Mensuram Bonam also looks forward in the coming years to following up on its engagement with the investment industry, to reflect on the principles that flow from their faith, value systems and mission in life.

We would now like to take this opportunity to thank heartily all who have contributed to the preparation of this call to action, as a dedicated working group,[7] engaged themselves in the Church’s mission of truth, and ECHo[8]  Fund which facilitated the discussion of Mensuram Bonam in the Academy of Social Sciences of the Holy See.

Peter Kodwo Cardinal Turkson

(Chancellor: Pontifical Academies of Sciences & of Social Sciences)


[1] Pastoral Constitution of the Church in the Modern world, Gaudium et spes, December 7, 1965, 3,

[2] Finance is an important sector of the economy which embraces several activities including investing.
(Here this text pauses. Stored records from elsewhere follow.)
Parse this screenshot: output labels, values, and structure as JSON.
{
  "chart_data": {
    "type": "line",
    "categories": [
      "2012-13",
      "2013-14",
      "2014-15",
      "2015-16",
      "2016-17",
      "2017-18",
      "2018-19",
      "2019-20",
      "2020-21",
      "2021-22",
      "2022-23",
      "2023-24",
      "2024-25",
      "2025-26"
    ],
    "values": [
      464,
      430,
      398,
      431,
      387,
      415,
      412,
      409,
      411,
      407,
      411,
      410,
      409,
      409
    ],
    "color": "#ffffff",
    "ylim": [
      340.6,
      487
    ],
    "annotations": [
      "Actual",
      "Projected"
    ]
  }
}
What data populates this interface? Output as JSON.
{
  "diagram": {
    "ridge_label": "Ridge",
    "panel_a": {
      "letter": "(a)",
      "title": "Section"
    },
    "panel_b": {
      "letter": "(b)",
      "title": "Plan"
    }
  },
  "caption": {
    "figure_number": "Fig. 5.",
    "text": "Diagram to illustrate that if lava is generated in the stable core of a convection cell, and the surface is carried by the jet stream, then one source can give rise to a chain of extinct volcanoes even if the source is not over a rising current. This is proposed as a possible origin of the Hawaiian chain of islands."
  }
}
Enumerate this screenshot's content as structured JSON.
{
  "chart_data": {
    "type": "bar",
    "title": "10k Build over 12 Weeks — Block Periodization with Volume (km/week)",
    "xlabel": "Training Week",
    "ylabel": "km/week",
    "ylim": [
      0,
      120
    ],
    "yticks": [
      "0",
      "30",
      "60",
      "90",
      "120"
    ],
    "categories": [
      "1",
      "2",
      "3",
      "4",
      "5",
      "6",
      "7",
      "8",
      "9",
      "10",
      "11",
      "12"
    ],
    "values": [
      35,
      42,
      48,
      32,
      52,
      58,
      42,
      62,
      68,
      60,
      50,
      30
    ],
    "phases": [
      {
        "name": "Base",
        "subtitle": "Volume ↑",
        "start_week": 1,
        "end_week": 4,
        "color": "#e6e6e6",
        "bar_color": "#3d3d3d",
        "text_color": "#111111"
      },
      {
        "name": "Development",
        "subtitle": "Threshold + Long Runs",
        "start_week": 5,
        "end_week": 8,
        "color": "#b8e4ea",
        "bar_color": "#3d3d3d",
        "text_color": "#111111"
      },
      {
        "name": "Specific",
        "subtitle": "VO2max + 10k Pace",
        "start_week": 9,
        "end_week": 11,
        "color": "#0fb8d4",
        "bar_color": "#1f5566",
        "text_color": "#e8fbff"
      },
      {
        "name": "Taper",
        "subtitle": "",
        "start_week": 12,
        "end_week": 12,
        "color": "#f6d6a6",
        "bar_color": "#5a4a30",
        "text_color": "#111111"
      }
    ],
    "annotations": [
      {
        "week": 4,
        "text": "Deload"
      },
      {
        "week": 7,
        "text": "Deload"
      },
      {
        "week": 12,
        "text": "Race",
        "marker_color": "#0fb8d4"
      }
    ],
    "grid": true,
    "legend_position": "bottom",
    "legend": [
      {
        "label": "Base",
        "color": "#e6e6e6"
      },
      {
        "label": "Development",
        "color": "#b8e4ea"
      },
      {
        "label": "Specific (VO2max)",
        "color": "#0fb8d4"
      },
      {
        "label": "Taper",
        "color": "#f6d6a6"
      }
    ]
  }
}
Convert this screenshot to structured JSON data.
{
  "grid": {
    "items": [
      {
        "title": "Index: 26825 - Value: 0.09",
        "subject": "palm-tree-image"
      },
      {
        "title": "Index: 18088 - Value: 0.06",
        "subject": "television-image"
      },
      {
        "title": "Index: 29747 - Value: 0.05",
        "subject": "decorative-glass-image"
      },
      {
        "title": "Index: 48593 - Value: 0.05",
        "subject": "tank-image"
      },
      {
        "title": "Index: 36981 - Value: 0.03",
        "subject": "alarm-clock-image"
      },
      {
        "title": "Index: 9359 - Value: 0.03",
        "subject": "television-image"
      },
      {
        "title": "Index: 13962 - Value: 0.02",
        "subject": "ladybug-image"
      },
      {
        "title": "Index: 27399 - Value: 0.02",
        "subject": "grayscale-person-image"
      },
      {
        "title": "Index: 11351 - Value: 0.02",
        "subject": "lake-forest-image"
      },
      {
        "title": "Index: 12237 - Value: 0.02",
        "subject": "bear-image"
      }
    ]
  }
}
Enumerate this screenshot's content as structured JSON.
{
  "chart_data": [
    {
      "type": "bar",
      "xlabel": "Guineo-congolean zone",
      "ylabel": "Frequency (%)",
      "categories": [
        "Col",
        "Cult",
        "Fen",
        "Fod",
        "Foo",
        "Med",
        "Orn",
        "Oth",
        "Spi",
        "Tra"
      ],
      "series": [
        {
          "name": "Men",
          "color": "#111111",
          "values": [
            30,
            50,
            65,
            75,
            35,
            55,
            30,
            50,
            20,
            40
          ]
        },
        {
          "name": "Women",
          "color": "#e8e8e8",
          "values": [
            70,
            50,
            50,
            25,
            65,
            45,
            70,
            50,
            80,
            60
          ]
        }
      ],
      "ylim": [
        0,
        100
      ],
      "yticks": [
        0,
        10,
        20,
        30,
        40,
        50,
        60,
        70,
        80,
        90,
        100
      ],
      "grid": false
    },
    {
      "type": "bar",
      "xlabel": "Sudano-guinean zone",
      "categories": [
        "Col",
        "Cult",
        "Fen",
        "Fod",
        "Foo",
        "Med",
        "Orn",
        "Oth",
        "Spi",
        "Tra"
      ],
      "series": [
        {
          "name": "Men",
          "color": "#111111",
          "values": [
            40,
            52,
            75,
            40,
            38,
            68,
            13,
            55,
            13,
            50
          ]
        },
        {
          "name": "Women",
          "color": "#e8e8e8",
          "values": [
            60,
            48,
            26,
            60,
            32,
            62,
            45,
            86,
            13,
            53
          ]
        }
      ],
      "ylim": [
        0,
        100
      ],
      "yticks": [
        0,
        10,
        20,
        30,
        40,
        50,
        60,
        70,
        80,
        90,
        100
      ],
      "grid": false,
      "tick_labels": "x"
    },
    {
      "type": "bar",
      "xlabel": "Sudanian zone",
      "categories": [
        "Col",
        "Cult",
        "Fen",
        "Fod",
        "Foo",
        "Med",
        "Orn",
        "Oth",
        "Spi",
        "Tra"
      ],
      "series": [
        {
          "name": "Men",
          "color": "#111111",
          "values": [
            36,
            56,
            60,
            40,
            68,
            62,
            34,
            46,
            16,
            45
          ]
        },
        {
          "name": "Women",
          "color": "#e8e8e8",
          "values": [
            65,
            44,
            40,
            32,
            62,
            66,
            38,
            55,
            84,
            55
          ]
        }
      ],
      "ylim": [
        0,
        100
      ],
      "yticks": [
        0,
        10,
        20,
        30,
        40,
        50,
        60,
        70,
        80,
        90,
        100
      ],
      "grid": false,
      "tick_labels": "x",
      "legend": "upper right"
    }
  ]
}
However, as an activity, finance must actively be at the service of the real economy and not be used solely as a means of unproductive speculation.

[3] Caritas in veritate, 9

[4] Idem

[5] Idem

[6] Gaudium et spes, 91.

[7] Elena Beccalli, Paolo Camoletto, John Dalla Costa, Jean-Baptiste Douville de Franssu, Rev Father Séamus Finn, Robert G. Kennedy, Mark Krcmaric, Pierre de Lauzun, Rev Father Thomas McClain, Rev Father Nicola Riccardi, Antoine de Salins, Anna Maria Tarantola, Alessandra Viscovi, Helge Wulsdorf, Stefano Zamagni.

[8] ECHo Fund is a consultancy group based at 55 Silwood Road Bramely Johannesburg, with representatives in East Africa (Kenya), West Africa (Ghana) and Central Africa (DR Congo) to help local Churches with financing Church mission.